Jones justifies race favouritism

Canterbury University student Ollie Jones backed up pre-race favouritism and Dunedin dentist Jacob Grieve won his first Calder race in the opening round of the Calder Stewart Cycling Series.

Held in Southland for the first time, Jones won the elite men’s 141km race in 3hr 19min, edging out Campbell Pithie and Luke Price in a tight sprint finish.

In the masters race, Grieve got away from his breakaway companions Andy Hilton and Stu Crook with 9km of the 101km masters race left and held off the chasing peloton to win in 2hr 32min.

Jones, who had shown good form in last month’s elite and under-23 road national championships in Cambridge, made sure he was in the day’s key break of 14 riders that escaped after 10km and which included Pithie and Price.

The group worked well to establish and hold its lead until Jones put the pressure on up a climb with 55km left, and the group of 14 became eight.

The closing kilometres saw a jostling for position with the group’s best sprinter Bailey O’Donnell having to do a quick bike change with team-mate Andrew Bidwell with 5kms left.

That left him to chase back through the vehicle convoy but he failed to regain contact with the leaders.

Jones claimed the elite men’s leader’s jersey while Pithie and Price won the under-23 and under-19 jerseys.

In the masters race, Andy Hilton rode off the front of the peloton with Grieve attached to his wheel. The pair successfully bridged the gap across to Stu Crooks 10 seconds up the road.
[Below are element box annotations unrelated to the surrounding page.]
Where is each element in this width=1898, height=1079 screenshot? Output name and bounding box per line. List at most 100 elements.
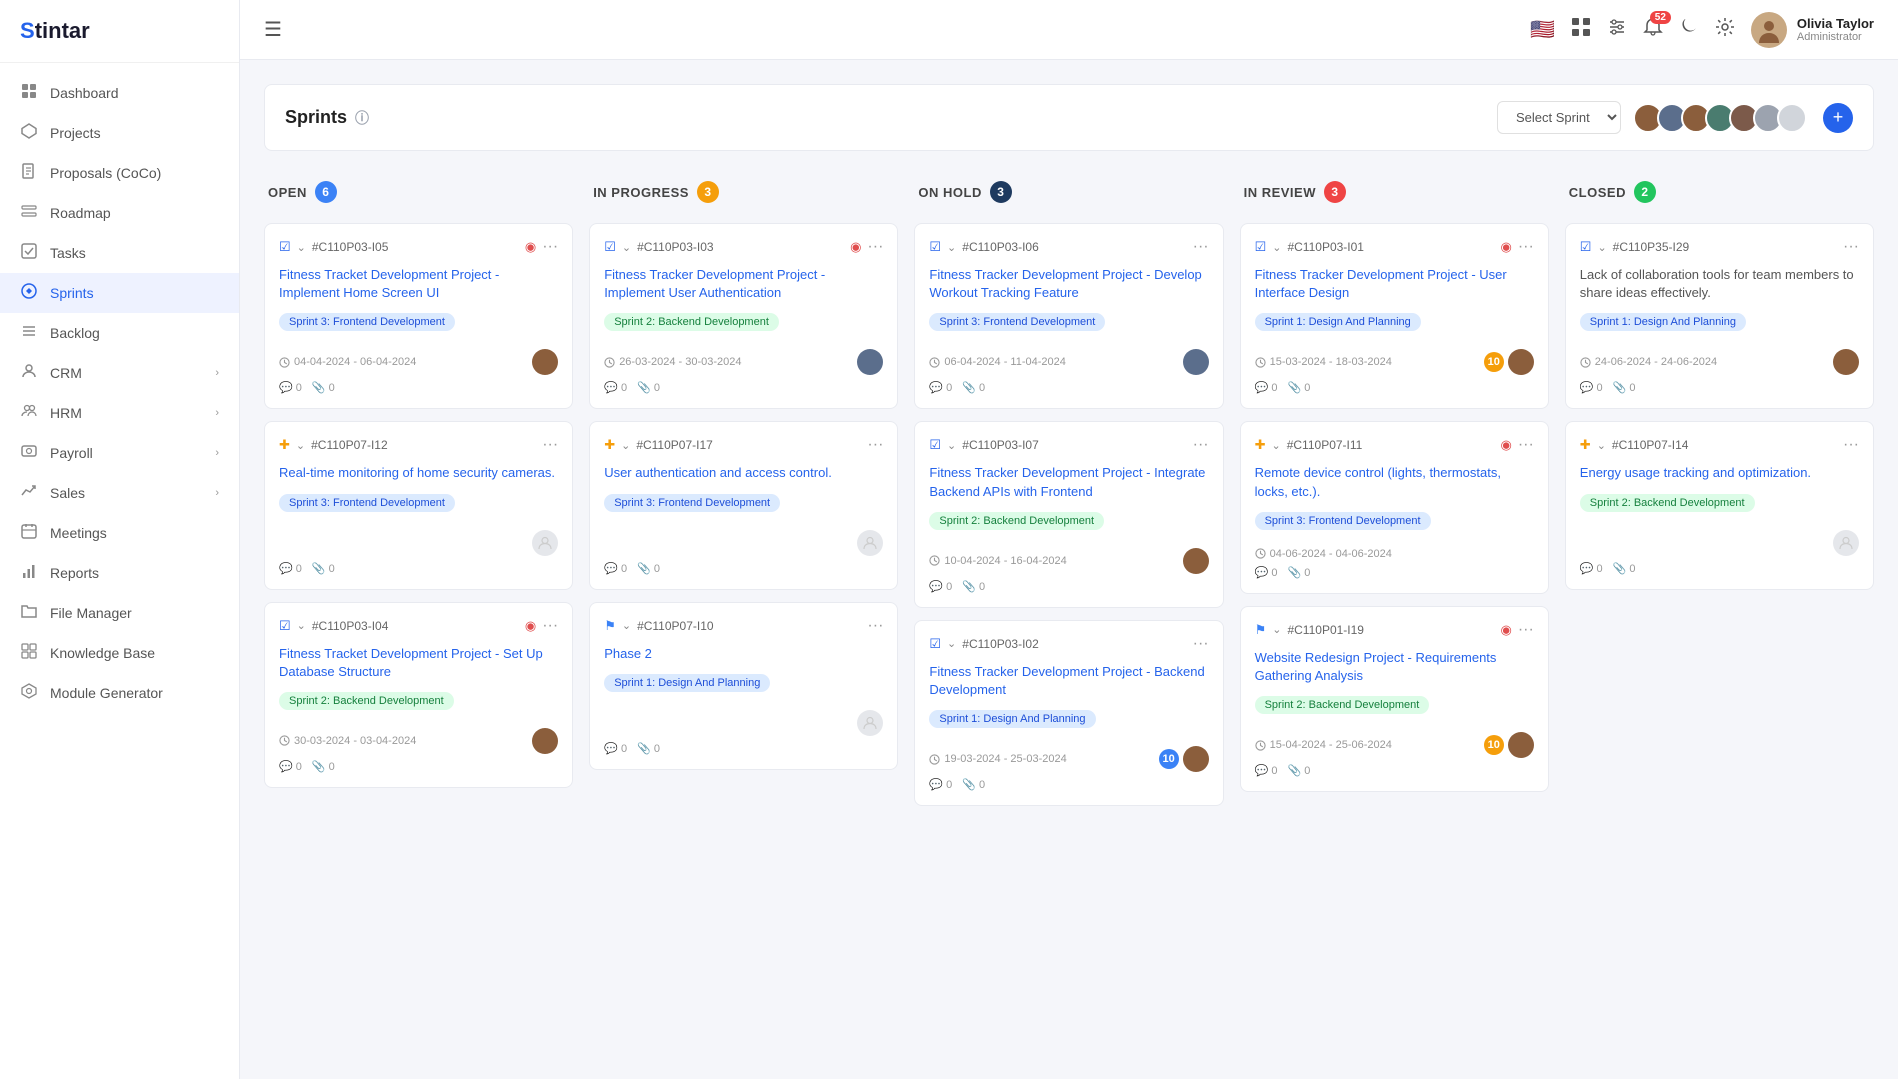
sidebar-item-tasks[interactable]: Tasks: [0, 233, 239, 273]
sidebar-item-sales[interactable]: Sales ›: [0, 473, 239, 513]
card-c110p07-i14[interactable]: ✚ ⌄ #C110P07-I14 ··· Energy usage tracki…: [1565, 421, 1874, 589]
language-flag[interactable]: 🇺🇸: [1530, 17, 1555, 42]
module-generator-icon: [20, 683, 38, 703]
priority-icon: ◉: [525, 239, 536, 255]
column-in-review: IN REVIEW 3 ☑ ⌄ #C110P03-I01 ◉ ··· Fitne…: [1240, 171, 1549, 804]
card-c110p03-i01[interactable]: ☑ ⌄ #C110P03-I01 ◉ ··· Fitness Tracker D…: [1240, 223, 1549, 409]
card-c110p07-i11[interactable]: ✚ ⌄ #C110P07-I11 ◉ ··· Remote device con…: [1240, 421, 1549, 593]
more-icon[interactable]: ···: [1518, 238, 1534, 256]
ghost-avatar: [857, 530, 883, 556]
card-meta: 26-03-2024 - 30-03-2024: [604, 349, 883, 375]
card-meta: 04-04-2024 - 06-04-2024: [279, 349, 558, 375]
card-dates: 04-04-2024 - 06-04-2024: [279, 356, 416, 368]
notification-icon[interactable]: 52: [1643, 17, 1663, 42]
sprint-tag: Sprint 3: Frontend Development: [279, 313, 455, 331]
expand-icon: ⌄: [1272, 241, 1281, 254]
more-icon[interactable]: ···: [1843, 436, 1859, 454]
menu-toggle[interactable]: ☰: [264, 17, 282, 42]
more-icon[interactable]: ···: [1193, 238, 1209, 256]
card-check-icon: ☑: [929, 437, 941, 453]
apps-icon[interactable]: [1571, 17, 1591, 42]
sidebar-item-hrm[interactable]: HRM ›: [0, 393, 239, 433]
card-header: ✚ ⌄ #C110P07-I11 ◉ ···: [1255, 436, 1534, 454]
sidebar-item-meetings[interactable]: Meetings: [0, 513, 239, 553]
sidebar-item-label: Projects: [50, 125, 101, 141]
comment-count: 💬 0: [279, 760, 302, 773]
sidebar-item-label: Sprints: [50, 285, 94, 301]
priority-icon: ◉: [1500, 622, 1511, 638]
card-id: #C110P07-I12: [311, 438, 388, 452]
sprint-select[interactable]: Select Sprint: [1497, 101, 1621, 134]
more-icon[interactable]: ···: [867, 238, 883, 256]
card-c110p03-i02[interactable]: ☑ ⌄ #C110P03-I02 ··· Fitness Tracker Dev…: [914, 620, 1223, 806]
notification-badge: 52: [1650, 11, 1671, 24]
sidebar-item-label: Dashboard: [50, 85, 119, 101]
more-icon[interactable]: ···: [1518, 621, 1534, 639]
column-label-open: OPEN: [268, 185, 307, 200]
card-c110p35-i29[interactable]: ☑ ⌄ #C110P35-I29 ··· Lack of collaborati…: [1565, 223, 1874, 409]
more-icon[interactable]: ···: [867, 436, 883, 454]
user-role: Administrator: [1797, 31, 1874, 43]
avatar-overflow: [1777, 103, 1807, 133]
column-header-in-review: IN REVIEW 3: [1240, 171, 1549, 213]
column-open: OPEN 6 ☑ ⌄ #C110P03-I05 ◉ ··· Fitness Tr…: [264, 171, 573, 800]
sprint-tag: Sprint 3: Frontend Development: [929, 313, 1105, 331]
expand-icon: ⌄: [947, 637, 956, 650]
card-meta: [604, 710, 883, 736]
card-c110p07-i17[interactable]: ✚ ⌄ #C110P07-I17 ··· User authentication…: [589, 421, 898, 589]
ghost-avatar: [532, 530, 558, 556]
more-icon[interactable]: ···: [1193, 635, 1209, 653]
card-meta: 30-03-2024 - 03-04-2024: [279, 728, 558, 754]
settings-icon[interactable]: [1715, 17, 1735, 42]
card-c110p03-i06[interactable]: ☑ ⌄ #C110P03-I06 ··· Fitness Tracker Dev…: [914, 223, 1223, 409]
card-header: ☑ ⌄ #C110P03-I05 ◉ ···: [279, 238, 558, 256]
header-actions: 🇺🇸 52 Olivia Taylor: [1530, 12, 1874, 48]
sidebar-item-backlog[interactable]: Backlog: [0, 313, 239, 353]
attachment-count: 📎 0: [962, 778, 985, 791]
attachment-count: 📎 0: [1287, 566, 1310, 579]
card-c110p03-i07[interactable]: ☑ ⌄ #C110P03-I07 ··· Fitness Tracker Dev…: [914, 421, 1223, 607]
add-sprint-button[interactable]: +: [1823, 103, 1853, 133]
card-c110p03-i04[interactable]: ☑ ⌄ #C110P03-I04 ◉ ··· Fitness Tracket D…: [264, 602, 573, 788]
adjust-icon[interactable]: [1607, 17, 1627, 42]
more-icon[interactable]: ···: [1518, 436, 1534, 454]
card-c110p03-i05[interactable]: ☑ ⌄ #C110P03-I05 ◉ ··· Fitness Tracket D…: [264, 223, 573, 409]
sidebar-item-roadmap[interactable]: Roadmap: [0, 193, 239, 233]
card-c110p03-i03[interactable]: ☑ ⌄ #C110P03-I03 ◉ ··· Fitness Tracker D…: [589, 223, 898, 409]
sidebar-item-knowledge-base[interactable]: Knowledge Base: [0, 633, 239, 673]
card-c110p01-i19[interactable]: ⚑ ⌄ #C110P01-I19 ◉ ··· Website Redesign …: [1240, 606, 1549, 792]
more-icon[interactable]: ···: [1843, 238, 1859, 256]
dark-mode-icon[interactable]: [1679, 17, 1699, 42]
sidebar-item-crm[interactable]: CRM ›: [0, 353, 239, 393]
card-c110p07-i10[interactable]: ⚑ ⌄ #C110P07-I10 ··· Phase 2 Sprint 1: D…: [589, 602, 898, 770]
card-footer: 💬 0 📎 0: [604, 562, 883, 575]
sprint-tag: Sprint 2: Backend Development: [604, 313, 779, 331]
card-c110p07-i12[interactable]: ✚ ⌄ #C110P07-I12 ··· Real-time monitorin…: [264, 421, 573, 589]
sidebar-item-reports[interactable]: Reports: [0, 553, 239, 593]
sidebar-item-module-generator[interactable]: Module Generator: [0, 673, 239, 713]
sprint-tag: Sprint 3: Frontend Development: [604, 494, 780, 512]
more-icon[interactable]: ···: [867, 617, 883, 635]
sidebar-item-sprints[interactable]: Sprints: [0, 273, 239, 313]
more-icon[interactable]: ···: [542, 238, 558, 256]
sidebar-item-proposals[interactable]: Proposals (CoCo): [0, 153, 239, 193]
more-icon[interactable]: ···: [1193, 436, 1209, 454]
comment-count: 💬 0: [604, 381, 627, 394]
file-manager-icon: [20, 603, 38, 623]
more-icon[interactable]: ···: [542, 617, 558, 635]
column-count-open: 6: [315, 181, 337, 203]
card-meta: 15-03-2024 - 18-03-2024 10: [1255, 349, 1534, 375]
sidebar-item-dashboard[interactable]: Dashboard: [0, 73, 239, 113]
attachment-count: 📎 0: [1287, 764, 1310, 777]
meetings-icon: [20, 523, 38, 543]
card-id: #C110P03-I06: [962, 240, 1039, 254]
info-icon[interactable]: ⓘ: [355, 108, 369, 128]
user-profile[interactable]: Olivia Taylor Administrator: [1751, 12, 1874, 48]
sprint-tag: Sprint 3: Frontend Development: [1255, 512, 1431, 530]
sidebar-item-projects[interactable]: Projects: [0, 113, 239, 153]
sidebar-item-label: CRM: [50, 365, 82, 381]
sidebar-item-file-manager[interactable]: File Manager: [0, 593, 239, 633]
more-icon[interactable]: ···: [542, 436, 558, 454]
sidebar-item-payroll[interactable]: Payroll ›: [0, 433, 239, 473]
count-badge: 10: [1484, 735, 1504, 755]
“Once we were all together off the front we just rode and worked hard,” Grieve said. He is in his second year of riding in the series as a master after a number of years racing in the elite ranks.

“With about 9km to go I just went full gas up a short power climb and got a gap and then although I was dying and cramping at times, just rode and held it to the line.

Dunedin’s Geoff Keogh took the over-50s leader’s jersey.